ALBANY, N.Y. — Many drug addicts, problem gamblers and alcoholics may find it harder to kick their habits in New York now that the state has become the first in the country to ban smoking at all recovery centers.

Some addicts say losing the tobacco crutch could keep them from getting clean and sober, or from trying at all.

New York’s 13 state-run addiction treatment centers have been tobacco-free for more than 10 years. New regulations that take effect today will also apply to private treatment centers.

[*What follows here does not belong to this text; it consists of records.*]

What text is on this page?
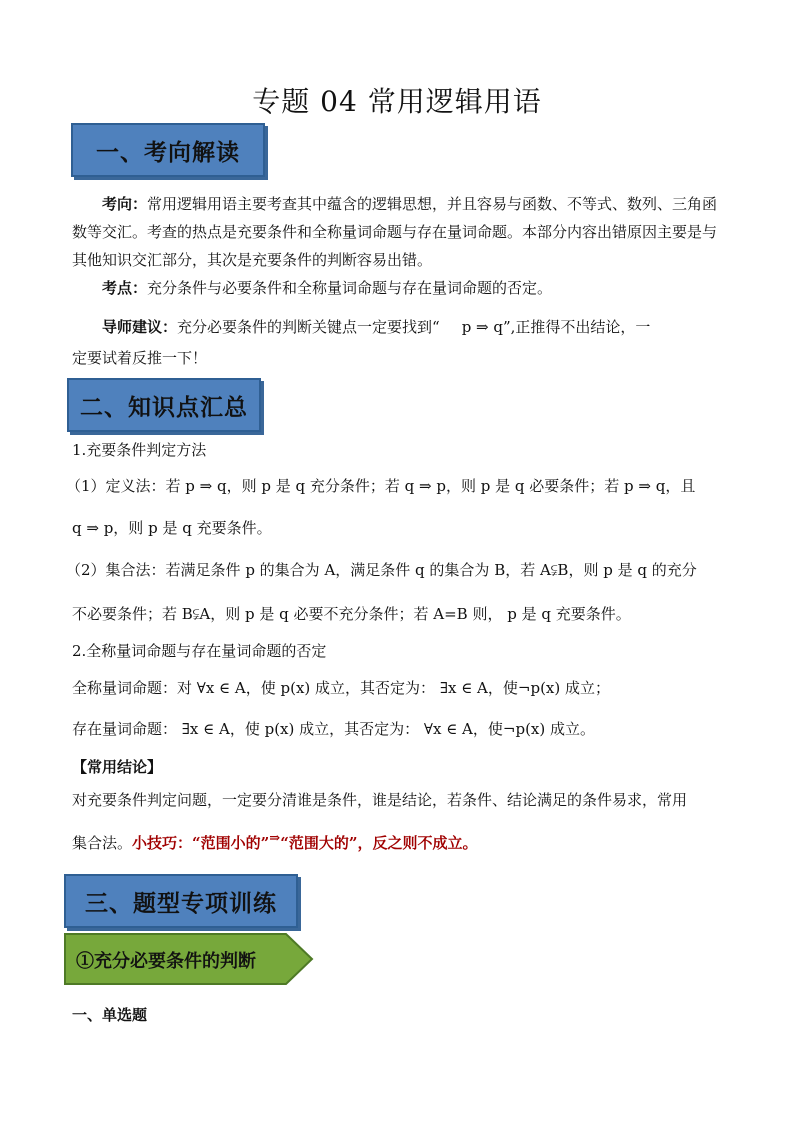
专题 04 常用逻辑用语
一、考向解读
考向：常用逻辑用语主要考查其中蕴含的逻辑思想，并且容易与函数、不等式、数列、三角函数等交汇。考查的热点是充要条件和全称量词命题与存在量词命题。本部分内容出错原因主要是与其他知识交汇部分，其次是充要条件的判断容易出错。
考点：充分条件与必要条件和全称量词命题与存在量词命题的否定。
导师建议：充分必要条件的判断关键点一定要找到“ p ⇒ q”,正推得不出结论，一
定要试着反推一下！
二、知识点汇总
1.充要条件判定方法
（1）定义法：若 p ⇒ q，则 p 是 q 充分条件；若 q ⇒ p，则 p 是 q 必要条件；若 p ⇒ q，且
q ⇒ p，则 p 是 q 充要条件。
（2）集合法：若满足条件 p 的集合为 A，满足条件 q 的集合为 B，若 A⫋B，则 p 是 q 的充分
不必要条件；若 B⫋A，则 p 是 q 必要不充分条件；若 A=B 则， p 是 q 充要条件。
2.全称量词命题与存在量词命题的否定
全称量词命题：对 ∀x ∈ A，使 p(x) 成立，其否定为： ∃x ∈ A，使¬p(x) 成立；
存在量词命题： ∃x ∈ A，使 p(x) 成立，其否定为： ∀x ∈ A，使¬p(x) 成立。
【常用结论】
对充要条件判定问题，一定要分清谁是条件，谁是结论，若条件、结论满足的条件易求，常用
集合法。小技巧：“范围小的”⇒“范围大的”，反之则不成立。
三、题型专项训练
①充分必要条件的判断
一、单选题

Some are worried that people who need help for drugs and alcohol won’t pursue it because they aren’t ready to quit smoking.

Bryan Lapsker, a 21-year-old PCP addict from Brooklyn who has been getting help for his addiction at a treatment center in Queens for nearly nine months, has been dreading the change every day.

“Nicotine helps (addicts) get through the day,” he said. “Now you take the nicotine away from us, it’s almost impossible to get through the day … addiction is addiction, I understand that, but nicotine is a legal substance.”

Legal or not, state officials behind the new rules believe banning tobacco is critical to successful treatment programs.

“Oftentimes smoking was given as a reward in the day-to-day treatment programs, and we need to make sure that we’re changing the culture to really promote an overall recovery plan that involves health and wellness for the optimal chance for recovery,” said Karen Carpenter-Palumbo, the commissioner of the New York Office of Alcoholism and Substance Abuse Services.

About one in five New Yorkers smoke, compared with nine in 10 chemically dependent New Yorkers, she said.

Addicts are more likely to have long-term success if they quit smoking at the same time they enter treatment, Carpenter-Palumbo said.